While you do not need to work as fast as a professional electrician does, ensure your work is safe and reliable. Here are some valuable tips to keep in mind.
Personal Safety First
An electrician, who knows the safest way to carry out the job, should handle most electrical jobs around the home. However, homeowners can handle a couple of electrical wiring tasks by themselves. Even without the electrician’s skills and experience, you still need to follow the same safety procedures, including:
- The first, last and always thing you should do is shut off power to a circuit you are working with – and double check you have shut it off.
- Do not wear jewelry while working with electricity as it is a good conductor.
- Make sure you wear rubber-soled shoes and step on a rubber mat if you have one.
- You should know your “hot” terminals.
- Do not overload a circuit using multiple plug-ins, cheater plugs or placing too many outlets on a single circuit as this can cause the wires to overheat and burn down your house.
Electrical wiring projects around the home or office are not for the faint-hearted. If you really want to do the job, make sure you are safe. If you are ever in doubt, call in an electrician Sutherland Shire professional.
Know Your Tools
Before you start any electrical work, make sure you have a basic tools set that is specifically designed for wiring jobs. Stripping a wire with a knife instead of using a stripper will make it weaker since you will most probably nick the copper wiring.
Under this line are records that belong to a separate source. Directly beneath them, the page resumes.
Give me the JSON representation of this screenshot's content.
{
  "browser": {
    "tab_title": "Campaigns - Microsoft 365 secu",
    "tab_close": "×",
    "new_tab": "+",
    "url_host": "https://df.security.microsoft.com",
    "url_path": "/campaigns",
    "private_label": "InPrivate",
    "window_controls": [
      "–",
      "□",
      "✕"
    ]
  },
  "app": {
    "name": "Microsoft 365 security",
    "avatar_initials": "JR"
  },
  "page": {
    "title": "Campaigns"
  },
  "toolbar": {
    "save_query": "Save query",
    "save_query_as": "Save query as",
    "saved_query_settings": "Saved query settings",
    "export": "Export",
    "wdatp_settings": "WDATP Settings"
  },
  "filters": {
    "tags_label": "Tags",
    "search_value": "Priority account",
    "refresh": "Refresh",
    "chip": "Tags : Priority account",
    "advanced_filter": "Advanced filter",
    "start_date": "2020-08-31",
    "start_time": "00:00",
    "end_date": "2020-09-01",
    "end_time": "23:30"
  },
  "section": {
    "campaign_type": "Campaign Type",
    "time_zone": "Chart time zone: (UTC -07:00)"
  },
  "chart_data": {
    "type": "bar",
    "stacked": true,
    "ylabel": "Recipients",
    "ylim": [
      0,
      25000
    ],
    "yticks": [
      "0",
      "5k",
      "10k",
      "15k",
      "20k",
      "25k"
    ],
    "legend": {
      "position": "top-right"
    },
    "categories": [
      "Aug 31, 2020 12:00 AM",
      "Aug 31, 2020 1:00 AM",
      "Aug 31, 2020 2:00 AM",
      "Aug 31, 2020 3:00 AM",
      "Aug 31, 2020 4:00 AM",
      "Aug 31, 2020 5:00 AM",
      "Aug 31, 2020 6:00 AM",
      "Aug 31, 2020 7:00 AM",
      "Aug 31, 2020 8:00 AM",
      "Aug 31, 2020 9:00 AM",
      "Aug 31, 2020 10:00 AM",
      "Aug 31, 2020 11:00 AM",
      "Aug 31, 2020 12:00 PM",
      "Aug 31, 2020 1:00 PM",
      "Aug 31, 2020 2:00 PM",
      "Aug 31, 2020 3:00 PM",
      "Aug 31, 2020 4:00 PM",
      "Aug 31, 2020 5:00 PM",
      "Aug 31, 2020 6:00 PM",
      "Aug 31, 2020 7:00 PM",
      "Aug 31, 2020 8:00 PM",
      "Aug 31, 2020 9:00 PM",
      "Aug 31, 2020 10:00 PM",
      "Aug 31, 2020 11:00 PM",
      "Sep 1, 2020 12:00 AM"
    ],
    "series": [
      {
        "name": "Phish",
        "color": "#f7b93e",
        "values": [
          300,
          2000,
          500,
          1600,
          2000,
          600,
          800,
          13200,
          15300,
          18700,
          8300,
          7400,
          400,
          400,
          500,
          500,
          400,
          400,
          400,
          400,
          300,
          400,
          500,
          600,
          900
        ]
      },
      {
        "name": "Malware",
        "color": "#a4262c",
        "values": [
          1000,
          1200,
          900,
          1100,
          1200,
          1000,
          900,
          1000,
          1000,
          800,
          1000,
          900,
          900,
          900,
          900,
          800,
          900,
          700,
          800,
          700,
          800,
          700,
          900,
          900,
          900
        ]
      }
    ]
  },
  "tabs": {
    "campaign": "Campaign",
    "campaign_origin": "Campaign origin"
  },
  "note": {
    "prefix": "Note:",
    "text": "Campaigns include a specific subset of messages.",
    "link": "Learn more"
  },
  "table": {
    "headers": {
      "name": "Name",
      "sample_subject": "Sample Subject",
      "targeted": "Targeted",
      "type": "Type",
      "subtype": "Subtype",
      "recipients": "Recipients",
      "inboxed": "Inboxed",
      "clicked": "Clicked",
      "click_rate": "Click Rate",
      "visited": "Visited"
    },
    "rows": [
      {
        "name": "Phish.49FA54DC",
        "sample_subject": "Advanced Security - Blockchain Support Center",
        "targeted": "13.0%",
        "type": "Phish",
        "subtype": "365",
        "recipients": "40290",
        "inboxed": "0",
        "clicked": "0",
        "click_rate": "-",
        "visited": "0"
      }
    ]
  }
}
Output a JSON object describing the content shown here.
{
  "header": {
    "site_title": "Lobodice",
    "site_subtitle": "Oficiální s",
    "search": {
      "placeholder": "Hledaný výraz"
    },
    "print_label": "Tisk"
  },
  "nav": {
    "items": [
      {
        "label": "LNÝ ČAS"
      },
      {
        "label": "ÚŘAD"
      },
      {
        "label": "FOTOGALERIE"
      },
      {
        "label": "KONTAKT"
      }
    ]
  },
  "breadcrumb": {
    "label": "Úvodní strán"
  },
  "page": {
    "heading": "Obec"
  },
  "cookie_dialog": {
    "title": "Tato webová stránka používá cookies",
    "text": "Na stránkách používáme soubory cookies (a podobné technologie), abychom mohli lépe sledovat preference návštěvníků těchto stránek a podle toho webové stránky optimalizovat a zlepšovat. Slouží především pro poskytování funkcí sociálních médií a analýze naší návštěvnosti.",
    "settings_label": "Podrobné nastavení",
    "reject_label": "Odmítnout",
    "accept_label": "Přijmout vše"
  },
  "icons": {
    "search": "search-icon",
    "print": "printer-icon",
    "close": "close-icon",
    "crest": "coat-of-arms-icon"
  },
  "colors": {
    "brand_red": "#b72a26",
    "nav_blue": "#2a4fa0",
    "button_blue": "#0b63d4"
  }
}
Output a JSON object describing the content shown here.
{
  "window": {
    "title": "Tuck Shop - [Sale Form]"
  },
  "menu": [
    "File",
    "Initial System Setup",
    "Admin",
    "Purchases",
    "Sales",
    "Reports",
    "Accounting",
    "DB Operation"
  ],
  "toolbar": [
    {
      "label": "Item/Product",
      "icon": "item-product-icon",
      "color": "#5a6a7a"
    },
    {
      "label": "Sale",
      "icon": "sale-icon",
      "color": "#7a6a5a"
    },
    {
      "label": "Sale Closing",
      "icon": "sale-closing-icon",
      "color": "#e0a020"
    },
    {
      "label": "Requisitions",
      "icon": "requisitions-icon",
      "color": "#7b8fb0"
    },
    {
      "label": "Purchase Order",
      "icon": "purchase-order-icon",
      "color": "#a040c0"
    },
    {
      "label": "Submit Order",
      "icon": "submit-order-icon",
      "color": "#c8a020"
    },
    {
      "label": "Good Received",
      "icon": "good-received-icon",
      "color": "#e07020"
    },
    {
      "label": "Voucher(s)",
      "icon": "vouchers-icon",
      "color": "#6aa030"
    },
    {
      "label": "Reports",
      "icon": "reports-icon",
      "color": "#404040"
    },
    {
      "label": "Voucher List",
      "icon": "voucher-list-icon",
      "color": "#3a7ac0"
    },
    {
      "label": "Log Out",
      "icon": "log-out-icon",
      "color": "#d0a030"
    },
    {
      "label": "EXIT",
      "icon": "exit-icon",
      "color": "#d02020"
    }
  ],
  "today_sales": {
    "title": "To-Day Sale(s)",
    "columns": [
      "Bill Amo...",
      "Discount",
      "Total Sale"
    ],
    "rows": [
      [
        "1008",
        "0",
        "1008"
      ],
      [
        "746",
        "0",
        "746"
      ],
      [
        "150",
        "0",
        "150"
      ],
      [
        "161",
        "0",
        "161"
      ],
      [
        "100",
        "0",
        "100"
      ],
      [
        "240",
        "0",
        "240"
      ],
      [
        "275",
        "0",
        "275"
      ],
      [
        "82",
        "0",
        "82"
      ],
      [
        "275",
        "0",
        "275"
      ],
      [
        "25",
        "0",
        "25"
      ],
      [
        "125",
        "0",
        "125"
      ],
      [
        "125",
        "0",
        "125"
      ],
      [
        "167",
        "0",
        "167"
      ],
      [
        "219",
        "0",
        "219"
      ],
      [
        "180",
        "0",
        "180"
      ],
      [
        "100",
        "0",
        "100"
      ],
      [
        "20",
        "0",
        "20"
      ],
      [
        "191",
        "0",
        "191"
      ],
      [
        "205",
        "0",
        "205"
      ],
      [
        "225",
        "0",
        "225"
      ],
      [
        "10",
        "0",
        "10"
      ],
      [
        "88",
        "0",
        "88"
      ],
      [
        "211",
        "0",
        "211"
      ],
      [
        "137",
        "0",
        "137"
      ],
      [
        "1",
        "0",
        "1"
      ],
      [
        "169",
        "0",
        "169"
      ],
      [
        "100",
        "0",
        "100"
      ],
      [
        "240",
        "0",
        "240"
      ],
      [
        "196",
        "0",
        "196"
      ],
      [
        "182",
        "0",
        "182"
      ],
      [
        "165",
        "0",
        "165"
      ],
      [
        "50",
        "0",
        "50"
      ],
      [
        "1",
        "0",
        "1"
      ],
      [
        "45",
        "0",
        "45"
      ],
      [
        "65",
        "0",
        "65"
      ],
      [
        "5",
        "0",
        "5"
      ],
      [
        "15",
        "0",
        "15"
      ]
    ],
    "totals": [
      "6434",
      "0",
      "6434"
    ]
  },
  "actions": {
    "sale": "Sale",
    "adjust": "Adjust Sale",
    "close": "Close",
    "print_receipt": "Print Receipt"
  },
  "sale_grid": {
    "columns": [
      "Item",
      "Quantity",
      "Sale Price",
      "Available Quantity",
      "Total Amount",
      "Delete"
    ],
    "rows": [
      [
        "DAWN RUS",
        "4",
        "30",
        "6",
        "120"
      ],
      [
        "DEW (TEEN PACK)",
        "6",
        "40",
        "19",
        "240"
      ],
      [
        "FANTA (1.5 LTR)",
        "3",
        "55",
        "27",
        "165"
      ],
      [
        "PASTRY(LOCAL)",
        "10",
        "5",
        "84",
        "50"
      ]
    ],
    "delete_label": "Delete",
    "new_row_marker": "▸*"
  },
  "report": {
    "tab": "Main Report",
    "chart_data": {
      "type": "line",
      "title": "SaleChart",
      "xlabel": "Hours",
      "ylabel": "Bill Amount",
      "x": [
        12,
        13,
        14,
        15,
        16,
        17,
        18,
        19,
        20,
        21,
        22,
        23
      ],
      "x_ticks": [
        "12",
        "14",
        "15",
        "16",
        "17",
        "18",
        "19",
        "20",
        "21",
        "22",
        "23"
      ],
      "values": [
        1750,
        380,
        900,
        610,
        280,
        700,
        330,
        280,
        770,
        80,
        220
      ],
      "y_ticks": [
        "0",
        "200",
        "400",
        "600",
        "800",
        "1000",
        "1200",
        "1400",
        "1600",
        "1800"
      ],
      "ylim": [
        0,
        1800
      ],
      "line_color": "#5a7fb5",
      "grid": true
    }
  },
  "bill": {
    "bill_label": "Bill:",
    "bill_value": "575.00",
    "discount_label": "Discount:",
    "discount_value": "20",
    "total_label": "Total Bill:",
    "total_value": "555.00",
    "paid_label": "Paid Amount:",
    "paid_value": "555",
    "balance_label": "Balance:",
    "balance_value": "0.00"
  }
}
In addition, attempting to twist wires together with household slip-joint pliers is hard, and the connection could come apart. Instead, use a lineman’s pliers for professional quality, sturdy connections.
The DIY electrical toolkit should have other essentials like:
- Wire cutters
- A voltage tester – preferably a non-contact tester you can use to double check that you have switched off power
- Slotted and Phillips head screwdrivers
- Electrical tape
- Wire nuts
- Mounting screws
- A container for holding your tools – it can be a recycled bucket, fancy tool box or tool belt
Have a Good Technique
When you splice or connect wires to devices or fixtures in a haphazard manner, your circuit will work for some time. There is still a good chance that the wire will eventually work itself loose, creating a dangerous situation.
Correct wiring is easy, you just need about an hour to learn the proper techniques for splicing and connecting. In fact, using the right technique is usually easier and faster than doing the same thing the wrong way. For instance, looping the wire in a clockwise manner around the terminal screw will help stop it from sliding out while tightening the screw.
Electrical Do-It-Yourself repair work is something most homeowners can do, as long as you have the necessary tools and take precautions. Without the few requirements above, the results will not be good.